Иван Коноплин.   Автобиография


         Всякая автобиография есть в некотором роде повесть наизнанку: читай как раз наоборот. Известно - никто о себе правды не разскажет из чувства лукавства, а, может, мы его унаследовали от падения Евы.
         Но вас, читатели этих строк, я убедительно прошу чин поверить во всем, уже хотя бы потому, что я не собираюсь во всем исповедываться.
         Итак, я родился (могу представить на этот предмет удостоверение). В котором году? Если бы небу было угодно сделать меня на всю жизнь несчастливым и я родился бы женщиной, то, вероятно, вместо 20 октября 1894 года, я преподнес бы дату по меньшей мере на 5 лет позже, и было бы мне сегодня не 34 года, а 29.
         Помню, был ветреный и бурный вечер в Пятигорске, за окнами стояла тьма... Показавшись на белый (электрический) свет, я сразу же запротестовал криком: почему такое несоответствие между природой и молчаливыми людьми, снующими в белых халатах вокруг нас с матерью? Меня убедили, что я просто голоден, а потому зол.
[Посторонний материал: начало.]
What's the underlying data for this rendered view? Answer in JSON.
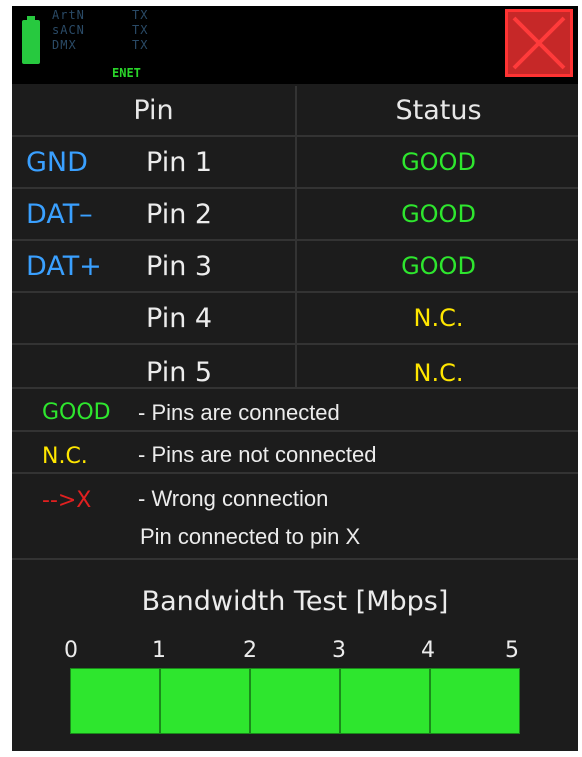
{
  "status_bar": {
    "protocols": [
      {
        "name": "ArtN",
        "state": "TX"
      },
      {
        "name": "sACN",
        "state": "TX"
      },
      {
        "name": "DMX",
        "state": "TX"
      }
    ],
    "network": "ENET",
    "icons": {
      "battery": "battery-icon",
      "close": "close-x-icon"
    },
    "colors": {
      "battery": "#27c93f",
      "close_bg": "#c62828",
      "close_x": "#ff3333"
    }
  },
  "table": {
    "headers": {
      "pin": "Pin",
      "status": "Status"
    },
    "rows": [
      {
        "signal": "GND",
        "pin": "Pin 1",
        "status": "GOOD",
        "status_type": "good"
      },
      {
        "signal": "DAT–",
        "pin": "Pin 2",
        "status": "GOOD",
        "status_type": "good"
      },
      {
        "signal": "DAT+",
        "pin": "Pin 3",
        "status": "GOOD",
        "status_type": "good"
      },
      {
        "signal": "",
        "pin": "Pin 4",
        "status": "N.C.",
        "status_type": "nc"
      },
      {
        "signal": "",
        "pin": "Pin 5",
        "status": "N.C.",
        "status_type": "nc"
      }
    ],
    "colors": {
      "good": "#2ee62e",
      "nc": "#ffe600",
      "signal": "#3aa0ff"
    }
  },
  "legend": [
    {
      "key": "GOOD",
      "desc": "- Pins are connected",
      "desc2": ""
    },
    {
      "key": "N.C.",
      "desc": "- Pins are not connected",
      "desc2": ""
    },
    {
      "key": "-->X",
      "desc": "- Wrong connection",
      "desc2": "Pin connected to pin X"
    }
  ],
  "legend_colors": {
    "good": "#2ee62e",
    "nc": "#ffe600",
    "wrong": "#e02020"
  },
  "bandwidth": {
    "title": "Bandwidth Test [Mbps]",
    "ticks": [
      "0",
      "1",
      "2",
      "3",
      "4",
      "5"
    ],
    "value_mbps": 5,
    "max_mbps": 5,
    "bar_color": "#2ee62e"
  }
}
         С этого началось мое знакомство с людьми, которое длится до сих пор и не совсем удачно: или они меня не любят, или я их; впрочем "человек - звучит гордо!", и в качестве пишущаго о нем я люблю человека с маленькой и большой буквы! А что иногда сержусь - так это форменный пустяк, не стоит обращать внимание: на всякий чих не наздравствуешься, не правда-ли?
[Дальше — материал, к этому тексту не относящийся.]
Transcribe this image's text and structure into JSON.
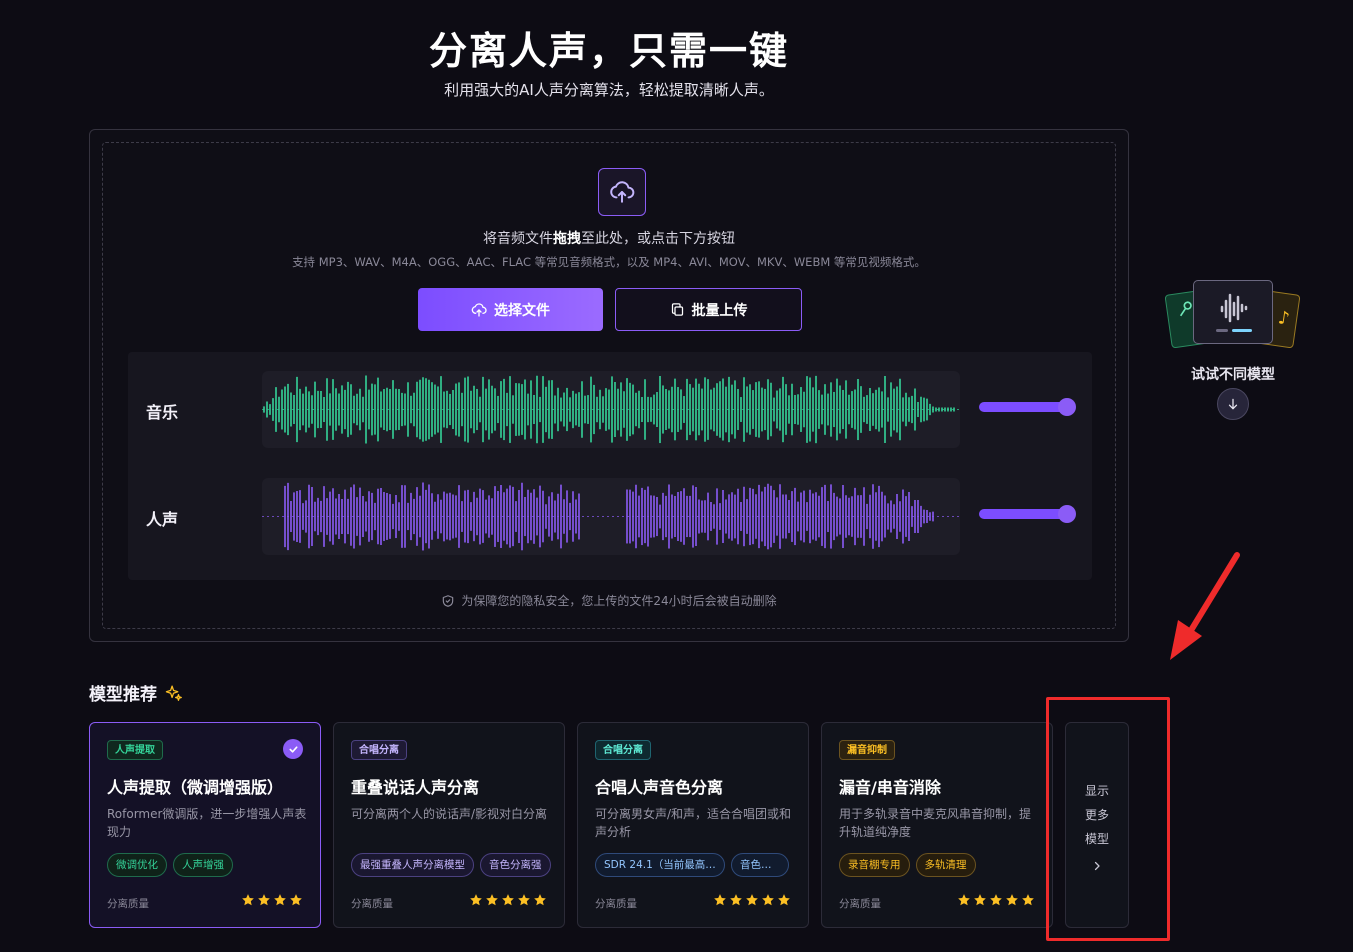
{
  "hero": {
    "title": "分离人声，只需一键",
    "subtitle": "利用强大的AI人声分离算法，轻松提取清晰人声。"
  },
  "upload": {
    "drag_text_before": "将音频文件",
    "drag_text_bold": "拖拽",
    "drag_text_after": "至此处，或点击下方按钮",
    "formats": "支持 MP3、WAV、M4A、OGG、AAC、FLAC 等常见音频格式，以及 MP4、AVI、MOV、MKV、WEBM 等常见视频格式。",
    "choose_file_label": "选择文件",
    "batch_upload_label": "批量上传",
    "privacy_text": "为保障您的隐私安全，您上传的文件24小时后会被自动删除",
    "tracks": [
      {
        "label": "音乐",
        "color": "#34d399",
        "volume": 1.0
      },
      {
        "label": "人声",
        "color": "#8b5cf6",
        "volume": 1.0
      }
    ]
  },
  "try_widget": {
    "label": "试试不同模型"
  },
  "models": {
    "section_title": "模型推荐",
    "cards": [
      {
        "tag": "人声提取",
        "tag_style": "green",
        "selected": true,
        "title": "人声提取（微调增强版）",
        "description": "Roformer微调版，进一步增强人声表现力",
        "chips": [
          {
            "label": "微调优化",
            "style": "green"
          },
          {
            "label": "人声增强",
            "style": "green"
          }
        ],
        "quality_label": "分离质量",
        "stars": 4
      },
      {
        "tag": "合唱分离",
        "tag_style": "purple",
        "selected": false,
        "title": "重叠说话人声分离",
        "description": "可分离两个人的说话声/影视对白分离",
        "chips": [
          {
            "label": "最强重叠人声分离模型",
            "style": "purple"
          },
          {
            "label": "音色分离强",
            "style": "purple"
          }
        ],
        "quality_label": "分离质量",
        "stars": 5
      },
      {
        "tag": "合唱分离",
        "tag_style": "teal",
        "selected": false,
        "title": "合唱人声音色分离",
        "description": "可分离男女声/和声，适合合唱团或和声分析",
        "chips": [
          {
            "label": "SDR 24.1（当前最高之...",
            "style": "blue"
          },
          {
            "label": "音色分...",
            "style": "blue"
          }
        ],
        "quality_label": "分离质量",
        "stars": 5
      },
      {
        "tag": "漏音抑制",
        "tag_style": "amber",
        "selected": false,
        "title": "漏音/串音消除",
        "description": "用于多轨录音中麦克风串音抑制，提升轨道纯净度",
        "chips": [
          {
            "label": "录音棚专用",
            "style": "amber"
          },
          {
            "label": "多轨清理",
            "style": "amber"
          }
        ],
        "quality_label": "分离质量",
        "stars": 5
      }
    ],
    "more": {
      "line1": "显示",
      "line2": "更多",
      "line3": "模型"
    }
  },
  "colors": {
    "accent": "#8b5cf6",
    "music_wave": "#34d399",
    "vocal_wave": "#8b5cf6",
    "star": "#fbbf24",
    "highlight": "#ef2b2b"
  }
}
         Мне надоело быть маленьким, и я стал подниматься от милых колен матери к ея локтям, т. е. попросту рос... Вот тут-то и начались между нами троими недоразумения: отец говорит "можно", мать - "нельзя", а я втихомолку думаю: будет по моему. И раз, когда мне было 9 лет, я не поладил, не помирился со словом "нельзя" и исчез в сумерки из дому.
         Жили мы тогда в Новороссийске (а до этого жили в Тифлисе, Боржоме, Владикавказе). Уже около полуночи меня нашла полиция на молу: я сидел на каменной стене и любовался морем, озаренным лупой...
         Меня вернули матери, которая встретила с заплаканным глазами. Однако, слово "нельзя" и после этого резало мой слух, хотя реже, и звучало оно осторожней.
         Затем, мы переехали в Алупку. Совершали с отцом переезды в скрипучих арбах по горным дорогам... Незабываемыя впечатления!
         Я, однако, пренебрег высотой локтей, и тут возник серьезный вопрос: что же дальше? И, после некотораго домашняго совещания, меня отвезли в "Россию", последовательно я побывал: кадетом Сумскаго корпуса, потом реалистом.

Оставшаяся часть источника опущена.